WASHINGTON (Dec. 10)
King Hussein of Jordan told reporters yesterday that he was “satisfied with the results” of a meeting with Secretary of State William P. Rogers at which he reportedly urged the United States to pressure Israel into a prompt return to the stalled Jarring peace talks. The meeting, described by officials as a “working luncheon,” reportedly covered such topics as Jordan’s needs for U.S. military and economic assistance and the prospects of peace negotiations in the Mideast. King Hussein met with President Nixon on Tuesday. Jordanian sources here said the King had found a basic understanding on the framework of a political settlement among American officials. King Hussein is said to have urged the U.S. government to stand fast on Secretary Rogers’ territorial proposals of Dec. 9, 1969 which called for an Israeli withdrawal to its pre-June, 1967 boundaries with only minor adjustments. American officials were said to have found the Jordanian ruler to be “forward looking” about negotiations, indicating that he did not dwell on past grievances but was interested in a solution for the future.

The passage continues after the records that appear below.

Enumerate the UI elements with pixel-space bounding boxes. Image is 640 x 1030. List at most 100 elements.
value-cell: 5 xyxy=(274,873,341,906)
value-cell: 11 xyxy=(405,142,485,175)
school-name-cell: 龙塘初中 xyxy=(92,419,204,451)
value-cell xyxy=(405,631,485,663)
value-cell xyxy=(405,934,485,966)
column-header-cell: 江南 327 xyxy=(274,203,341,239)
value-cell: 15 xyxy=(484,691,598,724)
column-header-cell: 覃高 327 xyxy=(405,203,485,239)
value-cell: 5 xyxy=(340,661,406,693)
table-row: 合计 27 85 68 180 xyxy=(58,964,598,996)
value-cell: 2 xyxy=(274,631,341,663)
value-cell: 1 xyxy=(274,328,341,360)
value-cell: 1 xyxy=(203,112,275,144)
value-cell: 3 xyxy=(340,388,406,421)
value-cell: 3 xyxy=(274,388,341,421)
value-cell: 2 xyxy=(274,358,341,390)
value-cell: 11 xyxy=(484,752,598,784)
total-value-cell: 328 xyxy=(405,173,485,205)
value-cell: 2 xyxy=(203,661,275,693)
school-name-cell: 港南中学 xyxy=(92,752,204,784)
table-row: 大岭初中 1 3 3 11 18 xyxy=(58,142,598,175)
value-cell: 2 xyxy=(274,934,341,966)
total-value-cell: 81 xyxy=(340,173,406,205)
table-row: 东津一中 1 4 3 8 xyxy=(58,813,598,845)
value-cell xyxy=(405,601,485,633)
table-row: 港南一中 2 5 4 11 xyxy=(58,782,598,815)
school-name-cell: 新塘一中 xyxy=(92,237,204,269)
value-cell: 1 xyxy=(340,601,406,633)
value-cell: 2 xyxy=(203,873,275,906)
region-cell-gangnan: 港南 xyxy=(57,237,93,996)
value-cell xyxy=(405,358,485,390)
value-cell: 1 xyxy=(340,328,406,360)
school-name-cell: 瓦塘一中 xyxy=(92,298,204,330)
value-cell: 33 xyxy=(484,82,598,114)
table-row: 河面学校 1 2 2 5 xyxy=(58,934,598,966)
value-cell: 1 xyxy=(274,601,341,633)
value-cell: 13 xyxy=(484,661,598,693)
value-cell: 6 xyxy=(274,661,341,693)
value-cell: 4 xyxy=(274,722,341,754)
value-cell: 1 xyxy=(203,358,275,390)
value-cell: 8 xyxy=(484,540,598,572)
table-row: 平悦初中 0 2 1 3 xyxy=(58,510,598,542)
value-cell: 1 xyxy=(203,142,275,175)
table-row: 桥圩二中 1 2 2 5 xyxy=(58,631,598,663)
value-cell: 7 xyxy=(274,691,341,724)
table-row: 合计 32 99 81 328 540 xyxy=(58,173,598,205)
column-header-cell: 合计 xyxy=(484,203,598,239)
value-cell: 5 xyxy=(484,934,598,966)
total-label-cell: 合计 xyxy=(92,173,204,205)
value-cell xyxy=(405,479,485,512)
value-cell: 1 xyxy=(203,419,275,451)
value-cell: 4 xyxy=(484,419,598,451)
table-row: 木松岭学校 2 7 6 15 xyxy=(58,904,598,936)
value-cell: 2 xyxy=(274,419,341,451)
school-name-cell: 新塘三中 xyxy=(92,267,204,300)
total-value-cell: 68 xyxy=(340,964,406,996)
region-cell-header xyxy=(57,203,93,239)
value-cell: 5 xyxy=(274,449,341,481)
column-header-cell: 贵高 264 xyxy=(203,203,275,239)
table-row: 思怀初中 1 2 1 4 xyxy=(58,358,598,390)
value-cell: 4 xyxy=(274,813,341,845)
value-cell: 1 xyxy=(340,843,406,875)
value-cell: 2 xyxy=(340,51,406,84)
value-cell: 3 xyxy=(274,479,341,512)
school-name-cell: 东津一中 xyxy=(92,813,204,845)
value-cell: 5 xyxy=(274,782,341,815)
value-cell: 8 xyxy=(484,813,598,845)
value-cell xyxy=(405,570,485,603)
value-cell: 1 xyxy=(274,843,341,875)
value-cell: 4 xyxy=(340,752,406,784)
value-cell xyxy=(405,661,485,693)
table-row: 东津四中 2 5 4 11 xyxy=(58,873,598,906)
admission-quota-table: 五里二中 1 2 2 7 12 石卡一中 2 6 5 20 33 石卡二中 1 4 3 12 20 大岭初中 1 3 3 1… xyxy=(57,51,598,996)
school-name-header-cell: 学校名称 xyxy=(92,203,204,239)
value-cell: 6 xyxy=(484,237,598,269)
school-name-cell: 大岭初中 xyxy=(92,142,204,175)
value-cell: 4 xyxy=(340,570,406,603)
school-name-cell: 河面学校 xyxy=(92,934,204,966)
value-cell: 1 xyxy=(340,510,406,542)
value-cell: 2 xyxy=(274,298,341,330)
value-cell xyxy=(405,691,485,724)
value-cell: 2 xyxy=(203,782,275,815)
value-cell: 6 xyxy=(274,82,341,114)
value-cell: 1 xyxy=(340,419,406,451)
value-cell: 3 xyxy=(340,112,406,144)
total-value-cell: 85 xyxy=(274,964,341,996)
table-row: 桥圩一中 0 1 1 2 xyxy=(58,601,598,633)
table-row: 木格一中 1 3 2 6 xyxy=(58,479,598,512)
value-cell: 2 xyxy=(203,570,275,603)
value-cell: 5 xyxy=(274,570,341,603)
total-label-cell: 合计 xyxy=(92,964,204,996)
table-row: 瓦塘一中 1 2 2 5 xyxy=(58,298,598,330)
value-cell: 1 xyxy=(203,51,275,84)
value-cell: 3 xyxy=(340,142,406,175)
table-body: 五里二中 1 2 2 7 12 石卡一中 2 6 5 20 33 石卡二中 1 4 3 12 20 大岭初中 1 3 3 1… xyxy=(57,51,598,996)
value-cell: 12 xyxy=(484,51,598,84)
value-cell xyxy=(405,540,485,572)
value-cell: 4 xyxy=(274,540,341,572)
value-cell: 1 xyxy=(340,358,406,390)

Speaking to newsmen after yesterday’s luncheon, Hussein adamantly rejected the possibility of seeking separate negotiations with Israel. “The government of Jordan believes the Arab side as a whole must be one side and the Israelis must contribute their share under the auspices of the United Nations,” he said. He added, “It is a pity that no progress has been made until now. We really hope that some substantial progress could be made in the near future, thus eliminating any chances of deterioration.” King Hussein is reportedly asking the U.S. for $125 million in military aid over the next five years in addition to the $30 million being sought by the Nixon administration for Jordan in the supplemental foreign aid package now before Congress. According to informed sources, the $125 million request was broached by King Hussein Tuesday in talks with Defense Secretary Melvin R. Laird. A Defense Department spokesman said American and Jordanian military experts are reviewing the request. The $30 million grant is intended for both economic assistance and to replace military equipment destroyed or damaged in the Jordanian civil war last September.